Daniel Flynn, an All-Star nomination in O’Connor’s second year, has spoken about just how. “I think the first year, ‘struggled’ is the wrong word for him, but he was more distant in his management style,” he’d tell the BBC GAA Social podcast. “But in his second year I thought he was better with the players. There was more of a bond with lads.”

Hyland would echo that. “He was very much a people’s person, wanting to get know the individual so they could then trust him and play for him. It wasn’t a hierarchical management style. He would bounce things off the leaders. ‘Johnny’s going very well in training, what would you think him of playing wing forward this weekend?’”
Things considerably picked up when the team reassembled the autumn of 2020. They won four consecutive games between league and championship, meaning they entered their Leinster semi-final against Meath having kept a clean sheet in seven of their eight games on his beat. But ultimately the lack of time together caught up with them; against Meath, as O’Connor would characteristically and colourfully put it, “the Suez Canal opened up” and they were raided for five goals.
That game would prove to be a total outlier. In total O’Connor would oversee 16 league and championship games in his time with Kildare and in 12 of those they managed to keep a clean sheet, including a 2021 league promotion playoff win against Meath and a subsequent eight-point Leinster final defeat to Dublin. The players though remember O’Connor for primarily encouraging attacking football.
“You’ve to remember in that Dublin game we’d lost a few key players. Kevin Feeley had been dominating but then both broke his leg and did his cruciate in the one tackle. We were also without Eoin Doyle who had been manning the middle of our defence. So facing Dublin who were rampant at the time we had to change our tactics to make sure we didn’t concede a big score which came at a price.
“One of his biggest things and something he dropped lads on the back of it was making sure everyone on the field was a footballer. That they were a threat and good on the ball.
If you’re an opposing team and spot that someone isn’t good carrying ball, you can generate a sweeper. He wanted everyone being a threat on the ball. You look at it now with Kerry; his corner backs are getting up, taking scores. In the All-Ireland final you had Seán O’Brien scoring a couple of points.
“In Kildare he was initially very hard on Kevin Flynn, an outstanding athlete but who wasn’t kicking the ball. Jack dropped him because of that but then Kevin went away and worked on that and played his way back into the team. That wouldn’t have happened if Jack hadn’t been willing to go to those lengths and make sure that everyone is a threat on the ball.”
But then, with a year still left on the agreement he had with the board, Kerry came calling, in no small part because O’Connor let everyone know of the allure of coaching “the Manchester United” of Gaelic football. It seriously irked Kildare supporters who felt after that Examiner podcast they should have been the ones to have the dignity and satisfaction of breaking the romance off.

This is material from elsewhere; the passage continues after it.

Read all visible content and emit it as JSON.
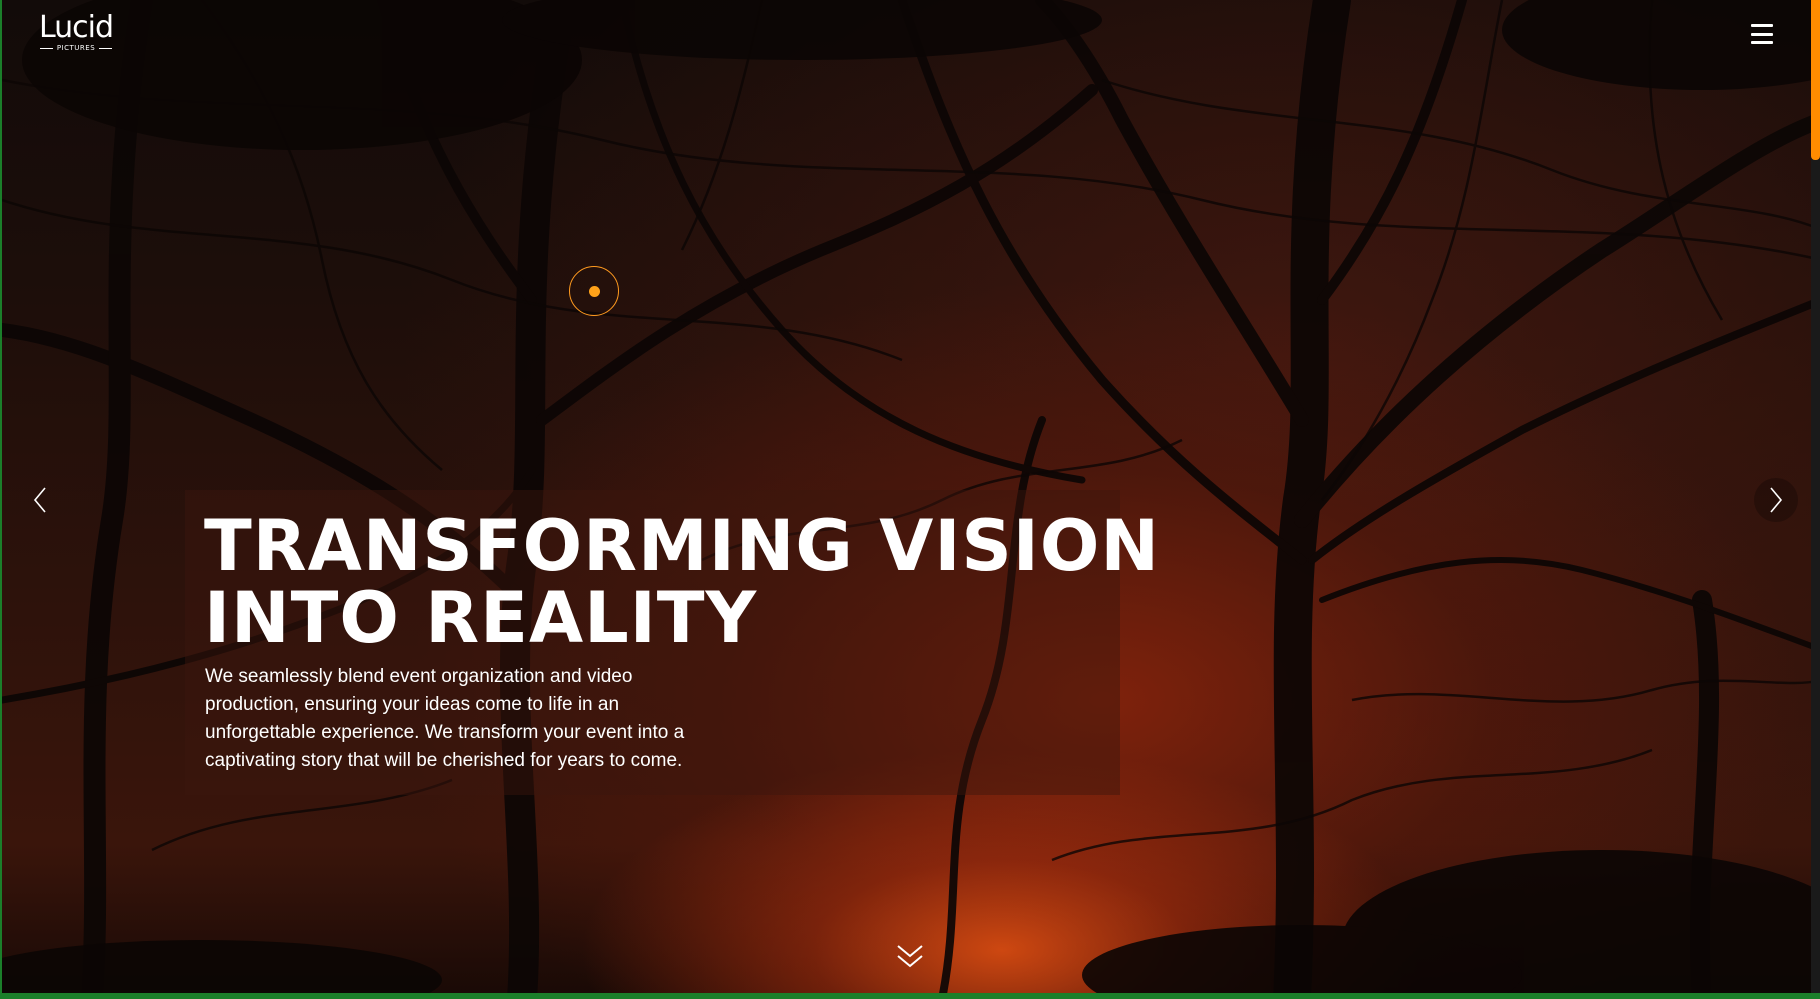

Flynn though understood. “I took no umbrage with [his podcast remarks] at all. Maybe some of the other lads did but I think the consensus was ‘If he wants to go, fair enough.’ It’s not as if he was going, ‘I want to manage Dublin.’ He said he wanted to go home and manage lads he had [coached] underage. We would have wanted to him to stay but I had no issue with him going there.
“It was very disappointing but purely from a selfish point of view that were going to lose someone of that expertise. Subsequent years show he was right to go home.

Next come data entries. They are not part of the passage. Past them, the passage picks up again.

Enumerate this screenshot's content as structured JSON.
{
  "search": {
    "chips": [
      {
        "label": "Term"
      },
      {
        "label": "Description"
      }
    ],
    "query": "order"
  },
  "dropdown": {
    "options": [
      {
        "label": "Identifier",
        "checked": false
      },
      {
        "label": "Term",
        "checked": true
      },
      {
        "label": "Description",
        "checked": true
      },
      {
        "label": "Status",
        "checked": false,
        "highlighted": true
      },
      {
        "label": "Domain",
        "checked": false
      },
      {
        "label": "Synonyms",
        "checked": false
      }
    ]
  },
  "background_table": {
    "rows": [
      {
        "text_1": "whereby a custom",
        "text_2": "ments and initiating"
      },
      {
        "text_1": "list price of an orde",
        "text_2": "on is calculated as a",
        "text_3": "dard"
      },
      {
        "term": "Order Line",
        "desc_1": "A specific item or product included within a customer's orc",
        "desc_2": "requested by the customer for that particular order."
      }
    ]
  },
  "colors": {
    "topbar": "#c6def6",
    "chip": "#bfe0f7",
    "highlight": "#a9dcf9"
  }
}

"The man as he said himself was coming from one of the most southerly points in Ireland, making a nine-hour round-trip, and that takes a toll on a man in his 60s, as fresh and all as he is. Kildare people would have been annoyed mostly out of a jealousy of Kerry rather than any spite or hatred for Jack. And amongst the players there’d be no hard feelings at all for Jack, only gratitude.”
As O’Connor’s successor, Glenn Ryan, would say himself, “He left Kildare in a very good position.”
Where are they now? Well, after Sunday, out of the championship, if O’Connor again has his way.